The tallest residential butt of jokes in San Francisco will supposedly finally get fixed, as its permits and approvals for repairs are at long last complete.
The spectacular sinking from grace of the Millennium Tower has been a long been a source of schadenfreude for those of us who cannot afford multimillion-dollar condominiums, but the infamous “sinking tower” also posed some serious safety risks. Completed in 2009, the high-end skyscraper condo initially won prestigious awards, until the bombshell 2016 revelation that the tower was sinking and tilting, so much that you could see the tilt from outer space. Follow that with reports of mysterious terrible smells percolating within the building, and of course the lawsuits galore that even included Joe Montana as a plaintiff.

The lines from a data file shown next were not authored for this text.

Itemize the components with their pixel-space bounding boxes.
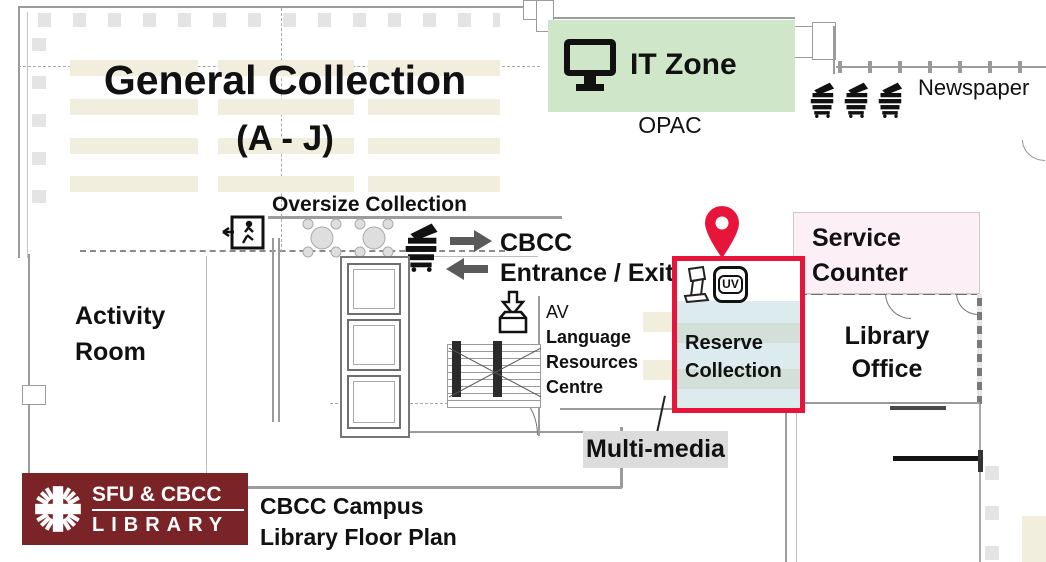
multimedia-label-box: Multi-media: [583, 431, 728, 468]
counter-wall: [978, 450, 983, 472]
av-centre-label: AV Language Resources Centre: [546, 300, 638, 400]
wall-segment: [28, 254, 30, 486]
bookshelf-row: [70, 176, 500, 192]
door-swing: [956, 293, 978, 315]
reading-table-icon: [352, 216, 396, 260]
service-counter-line1: Service: [812, 221, 908, 256]
wall-segment: [796, 410, 797, 562]
service-counter-line2: Counter: [812, 256, 908, 291]
wall-segment: [979, 404, 981, 562]
newspaper-rail-ticks: [838, 61, 1044, 73]
wall-segment: [27, 12, 28, 258]
reading-table-icon: [300, 216, 344, 260]
av-centre-line1: AV: [546, 300, 638, 325]
it-zone-area: IT Zone: [548, 20, 795, 112]
bookshelf-strip: [643, 360, 672, 380]
wall-segment: [532, 17, 795, 19]
reserve-line2: Collection: [685, 357, 782, 385]
av-centre-line4: Centre: [546, 375, 638, 400]
uv-badge-label: UV: [718, 275, 743, 294]
service-counter-area: Service Counter: [793, 212, 980, 294]
logo-line1: SFU & CBCC: [92, 483, 242, 506]
library-logo: SFU & CBCC LIBRARY: [22, 473, 248, 545]
door-swing: [1022, 140, 1045, 161]
arrow-right-icon: [450, 228, 492, 254]
elevator-cell: [347, 263, 401, 315]
caption-line2: Library Floor Plan: [260, 522, 457, 553]
entrance-label-line2: Entrance / Exit: [500, 260, 674, 288]
newspaper-rack-icon: [806, 80, 838, 118]
wall-segment: [18, 6, 20, 258]
av-centre-line3: Resources: [546, 350, 638, 375]
wall-segment: [272, 238, 274, 422]
library-office-label: Library Office: [826, 320, 948, 386]
carrel-chair-column: [32, 38, 46, 206]
newspaper-rack-icon: [874, 80, 906, 118]
library-office-line2: Office: [826, 353, 948, 386]
activity-room-line1: Activity: [75, 298, 165, 334]
wall-segment: [790, 402, 980, 404]
bookshelf-strip: [1022, 516, 1046, 562]
newspaper-rack-icon: [840, 80, 872, 118]
computer-monitor-icon: [562, 35, 618, 93]
general-collection-label: General Collection: [75, 58, 495, 103]
wall-segment: [278, 238, 280, 422]
activity-room-label: Activity Room: [75, 298, 165, 370]
elevator-cell-inner: [353, 325, 395, 365]
newspaper-label: Newspaper: [918, 76, 1029, 100]
self-checkout-kiosk-icon: [682, 265, 710, 303]
bookshelf-strip: [643, 312, 672, 332]
plan-caption: CBCC Campus Library Floor Plan: [260, 491, 457, 553]
door-swing: [885, 293, 911, 319]
wall-segment: [833, 26, 835, 74]
logo-divider: [92, 509, 244, 511]
uv-sterilizer-icon: UV: [713, 266, 748, 303]
elevator-cell: [347, 319, 401, 371]
reserve-collection-label: Reserve Collection: [685, 329, 782, 385]
elevator-cell-inner: [353, 269, 395, 309]
caritas-cross-icon: [30, 481, 86, 537]
oversize-collection-label: Oversize Collection: [272, 193, 467, 216]
it-zone-label: IT Zone: [630, 48, 737, 81]
reserve-collection-area: UV Reserve Collection: [672, 256, 805, 413]
service-counter-label: Service Counter: [812, 221, 908, 291]
arrow-left-icon: [446, 256, 488, 282]
counter-wall: [893, 456, 981, 461]
caption-line1: CBCC Campus: [260, 491, 457, 522]
multimedia-pointer-line: [656, 396, 666, 434]
general-collection-range: (A - J): [75, 120, 495, 159]
elevator-cell: [347, 375, 401, 429]
library-office-line1: Library: [826, 320, 948, 353]
reserve-line1: Reserve: [685, 329, 782, 357]
logo-line2: LIBRARY: [92, 514, 242, 536]
wall-segment: [206, 256, 207, 486]
wall-segment: [18, 6, 532, 8]
carrel-chair-row: [38, 13, 500, 27]
multimedia-label: Multi-media: [586, 436, 725, 464]
av-centre-line2: Language: [546, 325, 638, 350]
book-return-box-icon: [492, 290, 534, 334]
wall-niche: [22, 385, 46, 405]
logo-text: SFU & CBCC LIBRARY: [92, 483, 242, 536]
elevator-bank: [340, 256, 410, 438]
activity-room-line2: Room: [75, 334, 165, 370]
library-floor-plan: General Collection (A - J) Oversize Coll…: [0, 0, 1046, 562]
carrel-chair-column: [985, 466, 999, 562]
opac-label: OPAC: [610, 113, 730, 138]
wall-segment: [890, 406, 946, 410]
wall-segment: [785, 410, 787, 562]
emergency-exit-icon: [222, 214, 266, 252]
elevator-cell-inner: [353, 381, 395, 423]
location-pin-icon: [700, 206, 744, 260]
entrance-label-line1: CBCC: [500, 230, 572, 258]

But with parts of the building now 18 inches deeper into the ground than when it was built, SFGate reports that the permits have been approved for a $100 million fix that’s scheduled to begin in November, but could start as early as October.

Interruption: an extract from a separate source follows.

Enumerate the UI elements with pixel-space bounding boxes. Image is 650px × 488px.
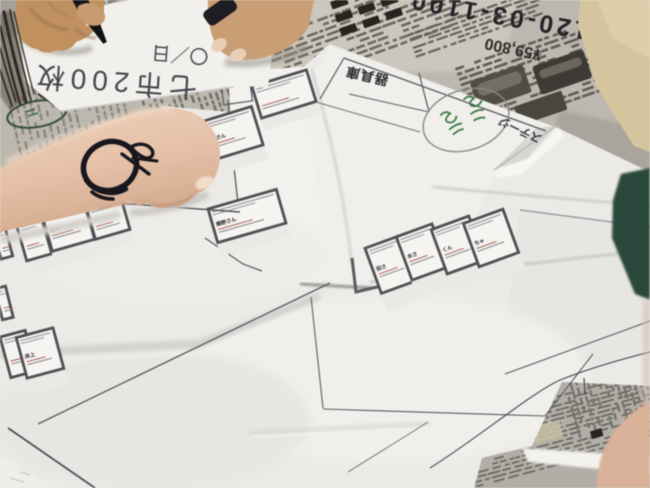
svg-text:〇／日: 〇／日 [151, 41, 209, 67]
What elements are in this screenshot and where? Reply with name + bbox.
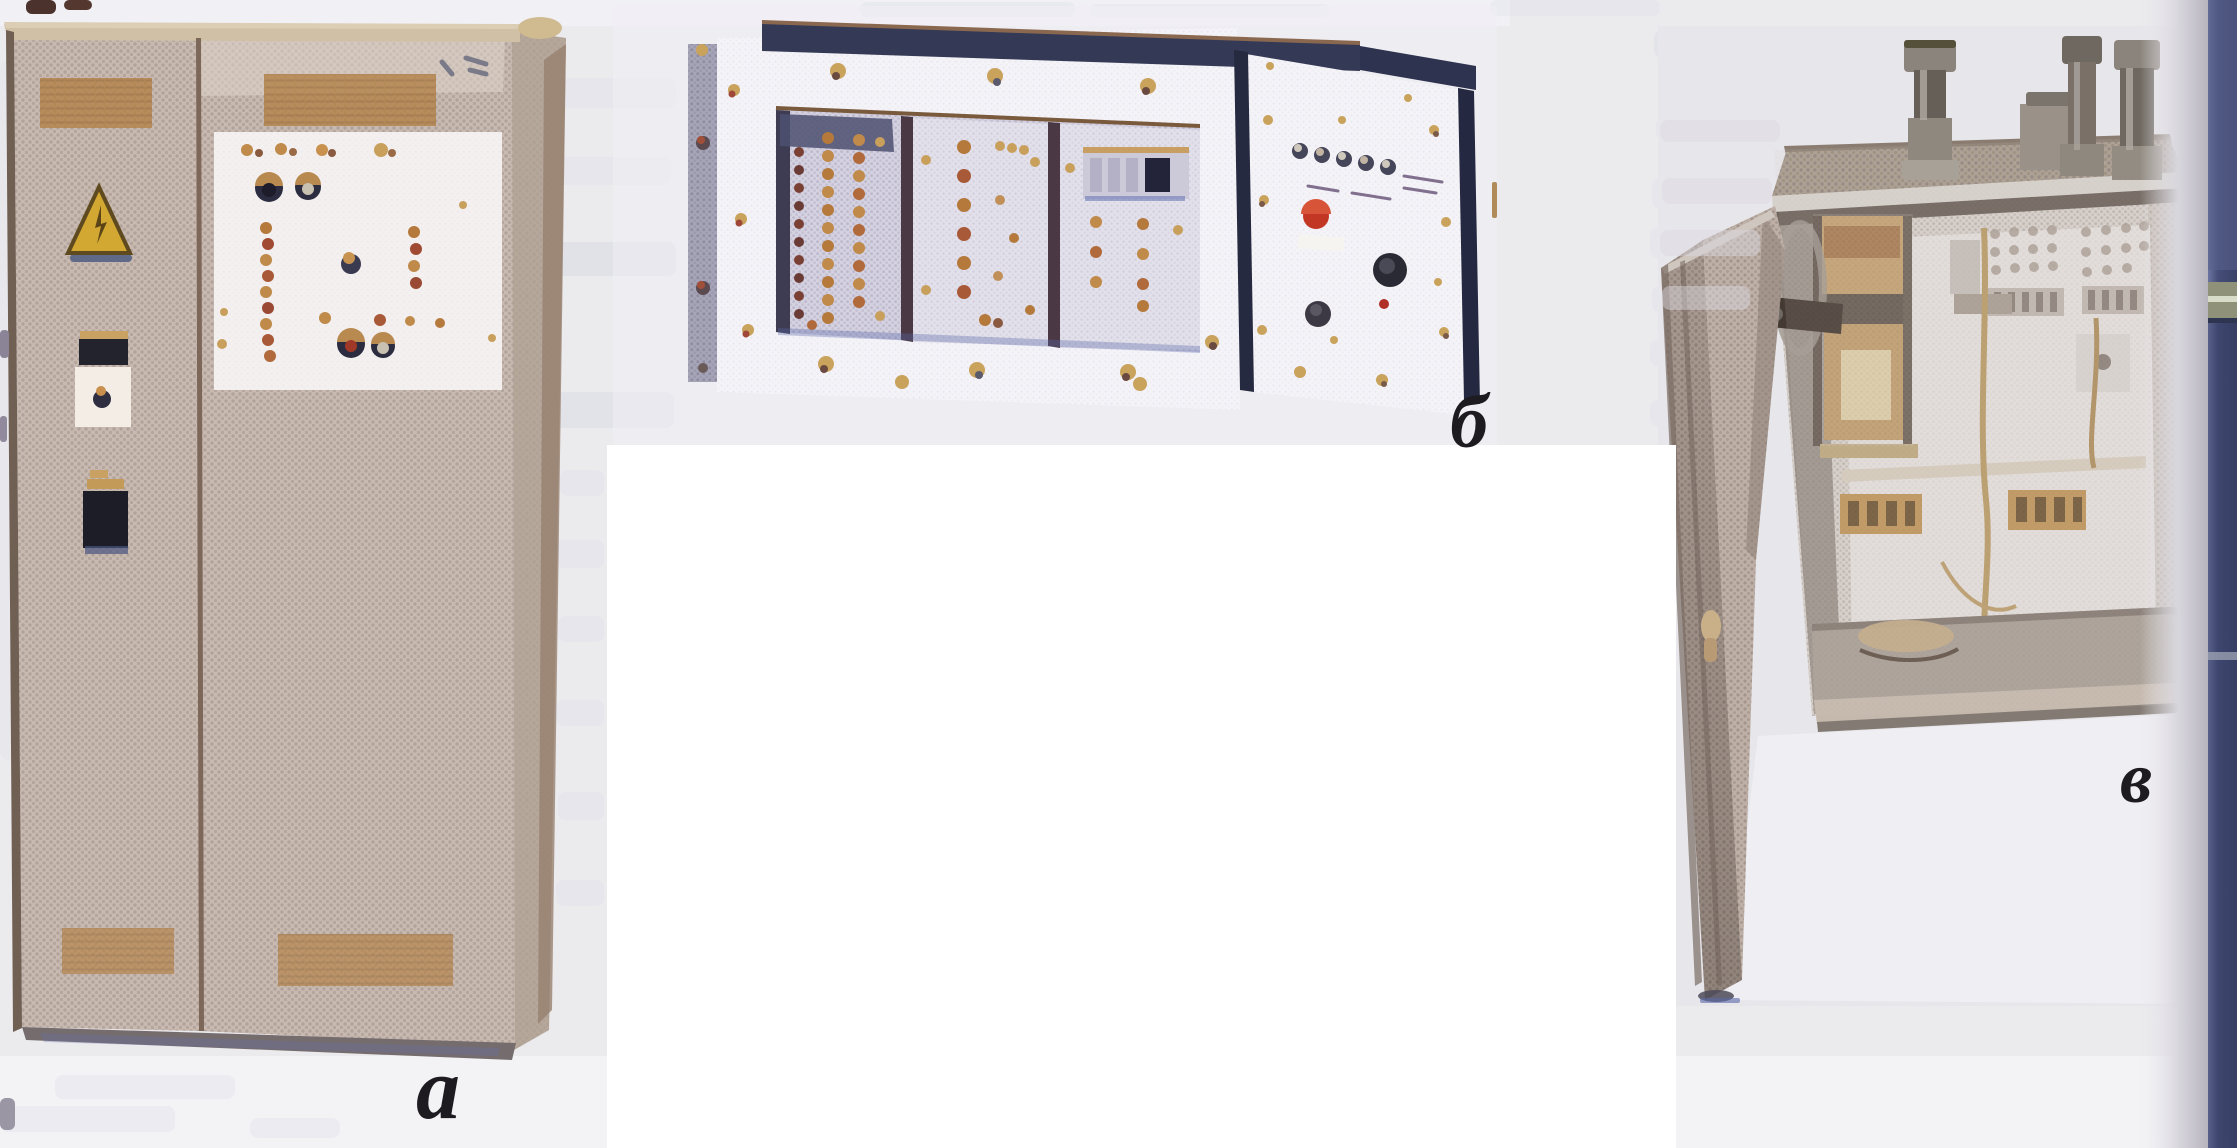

“The city and state had a plethora of permit requirements for us,” outside engineer Ronald Hamburger told the Engineering News-Record, explaining the lengthy delay of a building underpinning solution that his firm is handling.
The story of the 58-story towering embarrassment made national news in 2016 when buyers discovered that developer Millennium Partners had hid the issue from them, and promptly filed a $500 million lawsuit. Turns out the developer had built into sand instead of drilling down to bedrock as a cost-cutting measure, but tried to deflect blame towards the new Transbay Terminal as prices were slashed on the building’s units. Then came a litany of other problems like the mysterious odors, gaps in the walls that presented enormous fire risks, and windows cracking in the middle of the night.

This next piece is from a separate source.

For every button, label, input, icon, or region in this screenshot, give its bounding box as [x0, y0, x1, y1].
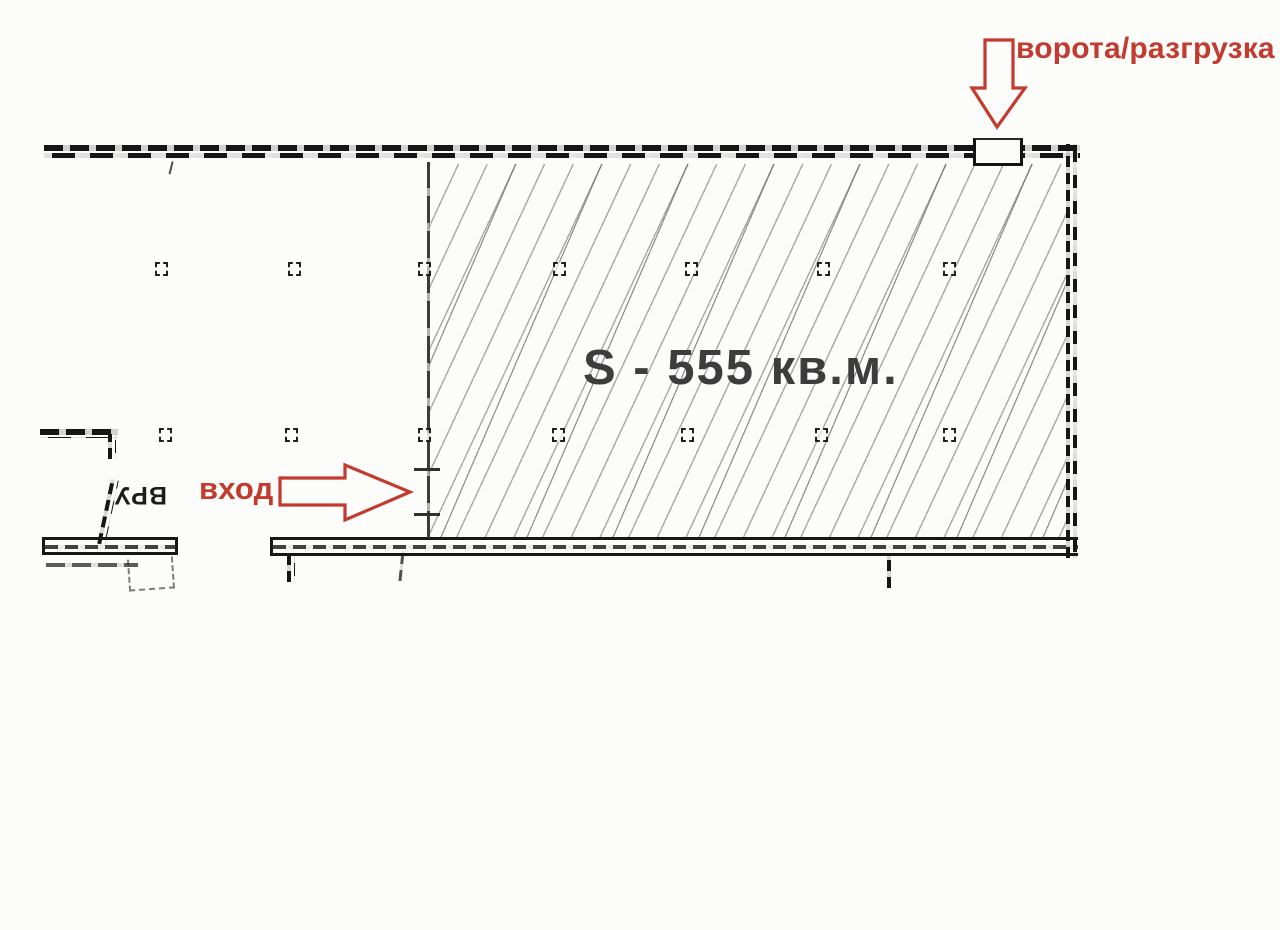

In the 11 years since the tower was completed, multiple other high-rises including Salesforce Tower have been built over similar bay mud conditions, but developers all drilled down to bedrock for these other tall buildings.
The fix took two years to get approved, as it need OKs from various agencies like the Board of Supervisors, the Port of San Francisco, the State Lands Commission, and of course the CEQA reviews. Per the Engineering News-Record, the “perimeter pile upgrade calls for transferring 20 percent of the building’s weight to bedrock from its existing foundation system,” and “relies on drilling and jacking 52 concrete piles—socketed more than 30 feet into bedrock that starts 220 feet below grade—under the north and west sidewalks.”
This is all obviously quite complicated, and the initial part of the project is expected to take two years. Even then, though, this drama won’t be over, as engineers estimate it will take another ten years for the tilt to even out, at which point the other side of the building will be shored up in similar fashion.